The Chinese operator of a cruise line sailing to disputed South China Sea islands is revamping its operations to shorten the voyage, Xinhua reported this week. The change gave Chinese state media a reason to reflect on the successes of the cruise program. According to Xinhua, since the cruise route opened in began in April 2013, Hainan Strait Shipping Co. has carried over 3,000 tourists from Hainan Islands to the Paracels in the South China Sea.
The route is serviced by a single ship, the “Coconut Princess,” which makes monthly or bimonthly trips carrying around 200 tourists each time. Originally, the voyages began in Haikou, the provincial capital of Hainan Province, and took about 20 hours to reach the Paracels. Starting on Tuesday, though, Hainan Strait Shipping has moved its departure point to Sanya, on the southern coast of Hainan. Now the journey to the Paracels takes only 12 hours.
Cruise passengers visit the islands of Yinyu (also known as Observation Bank), Quanfu and Yagong, all of which are located in the Crescent Group of the Paracels. An executive from Hainan Strait Shipping told Xinhua that the tourists “can play beach volleyball, dive, fish and take wedding photos” after reaching the Paracels. The entire cruise lasts four days and three nights.

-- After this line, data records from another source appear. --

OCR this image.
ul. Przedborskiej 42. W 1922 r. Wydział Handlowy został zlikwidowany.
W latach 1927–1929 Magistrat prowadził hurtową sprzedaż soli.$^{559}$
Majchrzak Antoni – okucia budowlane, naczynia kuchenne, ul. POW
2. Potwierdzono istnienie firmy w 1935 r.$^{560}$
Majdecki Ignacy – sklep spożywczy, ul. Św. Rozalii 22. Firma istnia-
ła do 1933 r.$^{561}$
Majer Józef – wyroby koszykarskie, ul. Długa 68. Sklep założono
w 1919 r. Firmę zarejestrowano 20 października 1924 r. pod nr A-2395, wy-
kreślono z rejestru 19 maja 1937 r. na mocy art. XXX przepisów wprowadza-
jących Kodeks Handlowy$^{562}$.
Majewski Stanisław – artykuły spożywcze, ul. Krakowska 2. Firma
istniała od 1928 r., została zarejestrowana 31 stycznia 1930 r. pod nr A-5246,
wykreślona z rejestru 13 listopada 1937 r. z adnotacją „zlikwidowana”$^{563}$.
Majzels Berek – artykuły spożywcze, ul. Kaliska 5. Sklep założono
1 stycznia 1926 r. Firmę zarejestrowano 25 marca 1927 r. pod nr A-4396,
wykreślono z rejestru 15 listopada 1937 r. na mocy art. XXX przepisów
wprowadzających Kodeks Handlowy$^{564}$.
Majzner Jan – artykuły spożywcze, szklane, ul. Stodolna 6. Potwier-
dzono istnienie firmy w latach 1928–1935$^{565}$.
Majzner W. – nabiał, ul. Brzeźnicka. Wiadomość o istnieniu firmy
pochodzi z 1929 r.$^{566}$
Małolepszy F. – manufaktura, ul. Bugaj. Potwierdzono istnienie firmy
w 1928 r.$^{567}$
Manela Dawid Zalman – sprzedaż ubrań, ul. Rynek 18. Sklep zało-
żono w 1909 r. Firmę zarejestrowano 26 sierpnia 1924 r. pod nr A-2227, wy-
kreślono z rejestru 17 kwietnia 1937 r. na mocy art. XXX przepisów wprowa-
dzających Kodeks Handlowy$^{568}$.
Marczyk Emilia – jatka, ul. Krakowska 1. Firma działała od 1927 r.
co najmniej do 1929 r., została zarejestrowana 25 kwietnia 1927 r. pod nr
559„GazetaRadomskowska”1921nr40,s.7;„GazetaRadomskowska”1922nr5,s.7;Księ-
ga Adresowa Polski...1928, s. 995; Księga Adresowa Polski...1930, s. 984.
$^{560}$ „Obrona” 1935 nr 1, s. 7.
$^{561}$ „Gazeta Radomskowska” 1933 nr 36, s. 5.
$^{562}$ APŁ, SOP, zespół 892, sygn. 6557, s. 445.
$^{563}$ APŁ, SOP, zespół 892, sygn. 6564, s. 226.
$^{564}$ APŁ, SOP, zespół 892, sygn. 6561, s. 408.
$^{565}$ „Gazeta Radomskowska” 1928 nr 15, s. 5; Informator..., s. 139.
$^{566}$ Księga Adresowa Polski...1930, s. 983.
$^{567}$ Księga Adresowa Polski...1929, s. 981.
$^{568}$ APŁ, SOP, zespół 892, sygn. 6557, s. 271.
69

While the media coverage of the cruise focuses on the tourism aspect, there’s undeniably a political layer as well. By running regular cruises to the Paracels, China helps solidify its claims to absolute administrative control over the region. Cruise ships feed and house their tourists, allowing China to bring in large groups without the massive infrastructure build-up that would be required to house them on land. Further, the presence of cruise ships provides a novel wrinkle to China’s inclination to use non-military vessels to patrol disputed regions. Beijing generally prefers to use Coast Guard vessels or even nominally civilian fishing boats to stake its claims; a cruise ship, unarmed and full of civilians, is even less likely to become the target of an aggressive intercept from other claimants.
When the cruises began last year, Vietnam objected stongly. Thanh Nien News, a state-affiliated paper called the cruises “the latest in a series of unilaterally provocative actions in the area.” Official protests from Hanoi were ignored by Beijing. China, which does not recognize Vietnam’s claims to the Paracels, insists that its tourism activities in the region are of no concern to any other country.
As a sign that China is aware of the political ramifications of the cruises, however, when the voyages first began passengers were required to be mainland Chinese citizens. Foreign passport holders, and even Chinese citizens from Hong Kong and Macao, were turned away without explanation, the International Herald Tribune’s Rendezvous blog reported. In addition, on the first trip, around 200 of the passengers were government officials rather than actual tourists, IHT noted.
Xinhua’s report on the new cruises also suggested that the availability of official tourist programs in the region would help discourage “unauthorized, and potentially disastrous, tours” to the region. In the absence of official options, a handful of fervent nationalists from China have attempted to find their own way to disputed territories, often endangering their own lives in the process (this year’s failed attempt by a Chinese chef to fly a hot air balloon to the Senkaku/Diaoyu Islands provided a particularly memorable example). Xinhua implies that the cruises could cut down on such activities in the Paracels by providing an official (and regulated) alternative.
China isn’t the only country that sees the potential to use tourism as a means of legitimizing control of disputed regions. The Philippines is also interested in remaking its holdings in disputed areas of the South China Sea into tourist destinations. General Gregorio Pio Catapang, the chief of staff of the Armed Forces of the Philippines, told reporters that he would like to create a cruise service visiting the disputed Spratly Islands. Catapang cited China’s own cruise service as a precedent for a similar action by the Philippines. Tourism is joining fishing and oil drilling as an economic way of exerting control in disputed regions — and bringing economic benefits to the host country.